Diante desse fim lamurioso das grandes narrativas, a hermenêutica parece ter se alojado na poética. A estratégia lembra a de Heidegger que encontra na poética um retorno à eclosão da possibilidade de pensar, contra a técnica que é o fim da própria filosofia. A poética seria a maneira de salvar a metanarrativa, levando a palavra a seu limite de não-sentido, para que de lá, do absurdo, pudesse brotar a salvação que se espera (aqui, só um Deus nos pode salvar também, como em Heidegger). A teopoética seria a nova territorialização da Palavra e sua liturgia. Um resgate de estética do belo e do sublime na tentativa de também tocar a emoção, sem perder a reflexão. Mas há tempo, hoje, para a lusco-fusco na sociedade da transparência? 

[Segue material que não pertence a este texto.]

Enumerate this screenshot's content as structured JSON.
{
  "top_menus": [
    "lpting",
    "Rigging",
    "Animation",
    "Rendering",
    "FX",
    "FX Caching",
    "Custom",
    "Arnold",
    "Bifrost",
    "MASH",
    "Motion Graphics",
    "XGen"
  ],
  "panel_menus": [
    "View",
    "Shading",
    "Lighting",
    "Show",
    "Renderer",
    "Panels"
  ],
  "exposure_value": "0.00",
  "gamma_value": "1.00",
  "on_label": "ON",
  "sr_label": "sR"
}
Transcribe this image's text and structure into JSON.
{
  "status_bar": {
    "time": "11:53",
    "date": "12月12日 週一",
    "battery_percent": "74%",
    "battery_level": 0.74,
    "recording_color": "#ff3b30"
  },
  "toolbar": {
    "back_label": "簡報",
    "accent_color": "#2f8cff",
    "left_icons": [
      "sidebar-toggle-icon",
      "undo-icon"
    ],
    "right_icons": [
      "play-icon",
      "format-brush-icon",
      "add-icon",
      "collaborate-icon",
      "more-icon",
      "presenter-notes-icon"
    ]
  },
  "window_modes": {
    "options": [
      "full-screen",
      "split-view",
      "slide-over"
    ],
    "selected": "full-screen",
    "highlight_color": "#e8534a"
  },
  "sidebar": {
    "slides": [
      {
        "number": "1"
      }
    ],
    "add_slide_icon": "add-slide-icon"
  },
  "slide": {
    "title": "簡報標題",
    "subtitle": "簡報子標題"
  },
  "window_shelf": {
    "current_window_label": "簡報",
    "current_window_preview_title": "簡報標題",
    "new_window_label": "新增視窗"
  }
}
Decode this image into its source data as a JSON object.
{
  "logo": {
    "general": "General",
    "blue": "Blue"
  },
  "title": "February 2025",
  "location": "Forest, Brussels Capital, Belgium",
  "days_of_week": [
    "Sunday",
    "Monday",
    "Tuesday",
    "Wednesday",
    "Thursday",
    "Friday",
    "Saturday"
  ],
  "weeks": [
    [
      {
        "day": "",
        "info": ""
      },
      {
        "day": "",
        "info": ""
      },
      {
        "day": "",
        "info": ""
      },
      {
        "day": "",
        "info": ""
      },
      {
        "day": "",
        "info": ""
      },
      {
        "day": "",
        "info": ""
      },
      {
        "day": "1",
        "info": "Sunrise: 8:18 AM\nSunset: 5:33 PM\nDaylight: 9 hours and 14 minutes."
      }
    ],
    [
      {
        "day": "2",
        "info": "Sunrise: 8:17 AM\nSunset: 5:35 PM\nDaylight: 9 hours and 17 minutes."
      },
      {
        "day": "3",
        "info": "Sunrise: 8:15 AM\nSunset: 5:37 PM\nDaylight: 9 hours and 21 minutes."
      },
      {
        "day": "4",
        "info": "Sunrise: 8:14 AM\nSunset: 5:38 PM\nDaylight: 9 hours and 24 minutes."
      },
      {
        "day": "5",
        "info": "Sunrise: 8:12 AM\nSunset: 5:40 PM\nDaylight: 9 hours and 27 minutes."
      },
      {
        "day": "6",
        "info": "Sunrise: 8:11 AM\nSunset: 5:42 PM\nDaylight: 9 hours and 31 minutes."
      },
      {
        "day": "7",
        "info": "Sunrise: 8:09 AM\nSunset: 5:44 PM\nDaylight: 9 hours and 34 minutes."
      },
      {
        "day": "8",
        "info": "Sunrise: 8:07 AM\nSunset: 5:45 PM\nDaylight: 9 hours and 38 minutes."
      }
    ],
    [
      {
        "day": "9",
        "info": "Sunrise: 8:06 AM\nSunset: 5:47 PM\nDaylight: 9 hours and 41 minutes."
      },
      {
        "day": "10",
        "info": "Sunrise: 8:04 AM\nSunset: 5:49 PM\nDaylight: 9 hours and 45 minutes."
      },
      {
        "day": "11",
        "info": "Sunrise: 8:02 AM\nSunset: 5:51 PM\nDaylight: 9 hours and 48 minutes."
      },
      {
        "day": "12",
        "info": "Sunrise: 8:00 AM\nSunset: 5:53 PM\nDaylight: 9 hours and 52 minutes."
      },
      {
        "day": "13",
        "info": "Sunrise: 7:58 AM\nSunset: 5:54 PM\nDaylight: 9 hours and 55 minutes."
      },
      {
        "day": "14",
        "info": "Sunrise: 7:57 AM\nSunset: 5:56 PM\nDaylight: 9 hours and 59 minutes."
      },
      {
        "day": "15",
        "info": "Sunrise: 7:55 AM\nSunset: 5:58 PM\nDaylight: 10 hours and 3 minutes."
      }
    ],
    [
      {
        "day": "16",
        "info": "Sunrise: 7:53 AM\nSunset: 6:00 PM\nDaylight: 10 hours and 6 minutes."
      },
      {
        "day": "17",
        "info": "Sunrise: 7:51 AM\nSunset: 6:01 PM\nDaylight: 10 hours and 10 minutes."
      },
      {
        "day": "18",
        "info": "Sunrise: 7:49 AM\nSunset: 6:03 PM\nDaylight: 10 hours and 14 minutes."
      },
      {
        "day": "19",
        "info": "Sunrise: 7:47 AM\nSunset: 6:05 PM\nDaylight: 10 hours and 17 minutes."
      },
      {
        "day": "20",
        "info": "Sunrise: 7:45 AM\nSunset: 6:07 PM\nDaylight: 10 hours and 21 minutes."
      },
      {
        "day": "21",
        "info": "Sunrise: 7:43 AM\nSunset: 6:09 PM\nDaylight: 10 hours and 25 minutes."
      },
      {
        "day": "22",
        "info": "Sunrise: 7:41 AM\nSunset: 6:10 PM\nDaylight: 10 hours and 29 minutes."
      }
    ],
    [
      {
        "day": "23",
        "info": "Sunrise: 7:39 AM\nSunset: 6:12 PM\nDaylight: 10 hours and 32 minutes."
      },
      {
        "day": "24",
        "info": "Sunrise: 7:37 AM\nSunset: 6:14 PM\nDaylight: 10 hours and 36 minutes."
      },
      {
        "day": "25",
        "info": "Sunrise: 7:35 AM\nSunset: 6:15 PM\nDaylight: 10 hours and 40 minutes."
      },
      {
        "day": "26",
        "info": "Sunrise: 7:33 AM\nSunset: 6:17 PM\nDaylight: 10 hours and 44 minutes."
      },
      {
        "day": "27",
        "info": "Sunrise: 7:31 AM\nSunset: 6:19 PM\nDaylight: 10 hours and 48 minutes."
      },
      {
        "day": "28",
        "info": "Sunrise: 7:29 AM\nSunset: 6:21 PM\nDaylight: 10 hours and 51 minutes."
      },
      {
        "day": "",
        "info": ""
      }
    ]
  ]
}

Se uma teoria do negativo (contra a pressa, contra a estética do vidro) tem ainda lugar numa sociedade moderna, Walter Benjamim, parece atestar que não. A poética nos põe na clareira da floresta, lá há raios de sol e sombra, e de novo a contemplação de si, mas a cultura moderna prefere as arquiteturas envidraçadas, também no modo de pensar. 
Daí que será preciso recuperar a palavra como acontecimento. À moda de Badiou, a Palavra não pode ser só tomada em sua poética, pois essa é apenas uma das condições de seu acontecimento. Como acontecimento ela tem tais condições: o matema, o poema, a política e o amor. Mesmo a hermenêutica não pode abraçar todas essas condições, apesar de tentar. A Palavra é acontecimento porque tem uma lógica-formal (matema); porque expressa o sentido e seus limites (poema), porque é “territorial”, no sentido de que tem um enraizamento e uma abertura, um contexto, além de por em marcha vários mundos (política) e é a própria condição do amor. 

É preciso achar uma nova interpretação bíblica que dê conta destas condições, a saber: 1) que não despreze a exegese (o matema). 2) Que a exegese seja a baliza da hermenêutica (atendendo à índole do poema/teopoética). 3) que a política seja considerada e, portanto, o que ela causa como discurso incômodo. 4)e por fim, o amor como o próprio furo humano; esse furo, porque mantém o ser humano aberto às suas possibilidades e impossibilidades. Conjuntando essas condições, a interpretação bíblica (que não se esgota na hermenêutica), revela seu caráter de acontecimento. Isso não é fazer leitura omniexplicativa, mas partir da falta como estrutura humana. Uma leitura bíblica omniexplicativa, como metanarrativa, não tem mais lugar. O que tem lugar é uma leitura da própria falta humana, que Deus não sutura, para não fazer o ser humano deixar de existir.